Además, se deben ponderar las diferencias de tamaño en población y en PIB. Uno de los tótem más adorados por los economistas de la salud es precisamente la curva que relaciona renta y gasto sanitario. Durante decenios se ha comprobado que España se encuentra persistentemente sobre la curva, es decir, en el nivel de gasto que le correspondería por su desarrollo (si las demás variables no influyeran). Con los datos OCDE para los países europeos el gráfico adjunto muestra que en 2016 nuevamente estamos exactamente en la línea de tendencia. Los análisis más finos, con modelos que tratan de captar diversas características sanitarias y socioeconómicas, concluyen que nuestro GSP “per capita” y con ponderación por población, estaría por encima de lo que nos “correspondería” por nuestras características, al menos en algunos años.

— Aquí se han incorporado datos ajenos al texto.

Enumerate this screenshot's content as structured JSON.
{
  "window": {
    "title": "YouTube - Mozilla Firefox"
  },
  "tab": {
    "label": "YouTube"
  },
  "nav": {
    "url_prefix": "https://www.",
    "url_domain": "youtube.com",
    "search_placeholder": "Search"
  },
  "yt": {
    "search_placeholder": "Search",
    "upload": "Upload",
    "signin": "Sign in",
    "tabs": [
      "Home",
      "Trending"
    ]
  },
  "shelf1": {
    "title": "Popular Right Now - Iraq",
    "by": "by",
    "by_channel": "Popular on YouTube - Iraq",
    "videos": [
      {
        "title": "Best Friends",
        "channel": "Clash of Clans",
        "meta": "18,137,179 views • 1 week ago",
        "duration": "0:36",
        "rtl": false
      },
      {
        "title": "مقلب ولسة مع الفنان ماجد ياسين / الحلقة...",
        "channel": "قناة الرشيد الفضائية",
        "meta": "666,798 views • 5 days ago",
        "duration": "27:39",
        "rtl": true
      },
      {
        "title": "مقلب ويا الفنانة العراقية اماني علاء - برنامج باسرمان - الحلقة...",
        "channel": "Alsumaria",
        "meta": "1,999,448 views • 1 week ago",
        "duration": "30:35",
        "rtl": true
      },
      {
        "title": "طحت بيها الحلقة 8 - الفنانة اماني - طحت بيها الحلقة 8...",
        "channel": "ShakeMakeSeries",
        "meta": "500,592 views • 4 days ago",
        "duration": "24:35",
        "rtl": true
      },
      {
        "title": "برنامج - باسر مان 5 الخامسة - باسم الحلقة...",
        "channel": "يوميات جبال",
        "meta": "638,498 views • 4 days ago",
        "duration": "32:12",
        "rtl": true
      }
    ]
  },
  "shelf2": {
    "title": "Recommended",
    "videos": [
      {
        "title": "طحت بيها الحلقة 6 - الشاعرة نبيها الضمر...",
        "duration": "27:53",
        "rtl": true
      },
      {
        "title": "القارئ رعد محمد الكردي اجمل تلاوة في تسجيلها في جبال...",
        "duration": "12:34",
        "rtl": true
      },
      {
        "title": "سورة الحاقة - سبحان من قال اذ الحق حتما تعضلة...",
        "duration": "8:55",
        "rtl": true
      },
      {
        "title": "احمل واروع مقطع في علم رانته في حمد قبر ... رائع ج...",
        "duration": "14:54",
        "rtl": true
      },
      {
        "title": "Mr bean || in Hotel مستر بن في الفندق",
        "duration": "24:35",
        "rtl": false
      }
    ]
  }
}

Cuarto: ¿debe ser el gasto sobre el PIB de los demás países la guía a seguir? Claramente no es suficiente. Hay disparidades notables en cuanto al “proyecto de país” deseado, las opciones sobre el sector sanitario, ritmos de política sanitaria, coyuntura económica y fiscal, condiciones y estilos de vida. En realidad, el PIB como orientación normativa tiene un valor muy limitado. Un país podría decidir aumentar el gasto sanitario a costa de otros sectores, (por ejemplo, menos AVE) valorados como de menor prioridad, con lo que aumentaría su peso sobre el PIB. Si se emplea en programas eficientes y se financia sin generar déficit, puede ser una opción perfectamente “legítima” desde puntos de vista de crecimiento económico y equidad. Por otro lado, marcada la referencia del PIB queda todo por delante en la tarea de planificar y presupuestar. La referencia normativa debería ser, en cambio, una estrategia o plan nacional a medio y largo plazo que orientara hacia dónde va nuestro sistema sanitario, dadas las restricciones epidemiológicas, poblacionales, tecnológicas, fiscales y de crecimiento económico y que lidere y coordine las políticas de las comunidades autónomas y sus servicios de salud.
¿No sirve de nada entonces medir el gasto sanitario sobre el PIB? Sí sirve. Es sensato marcar como objetivo que el GSP no supere un techo, para que no genere problemas de financiación imposibles de resolver. Entonces jugaría no como el mínimo de la propuesta que criticamos, sino como un máximo, como aprueba por ejemplo Francia en su ley anual de actualización de la Seguridad Social. Es decir, es una restricción macroeconómica al gasto público incluida en el marco de las previsiones agregadas periódicas. Tanto mejor si se insertan en una planificación y presupuestación a largo plazo bien fundamentadas.
En España este papel desempeñan las previsiones de GSP como parte del gasto público, que el Gobierno negocia con Bruselas en las actualizaciones del Programa de estabilidad, Programa nacional de reformas y Plan presupuestario en el marco del “Semestre Europeo”. Sólo que entre nosotros estas cifras no son justificadas sólidamente, ni son seriamente debatidas con transparencia, ni parecen tener detrás estudios ni planes específicos plurianuales detallados de gasto en sanidad, que podrían echar luz sobre incorporaciónn de tecnologías, remuneraciones y grandes inversiones. Es un misterio cómo se llega hasta ellas. Cuando se publican tienen una gran repercusión en la prensa especializada y en el sector, que, como es de esperar, siempre se lamenta amargamente de su insuficiencia. En todo caso, las previsiones luego no se cumplen, sino que se superan, como veremos en otro artículo, si los lectores me siguen concediendo su atención.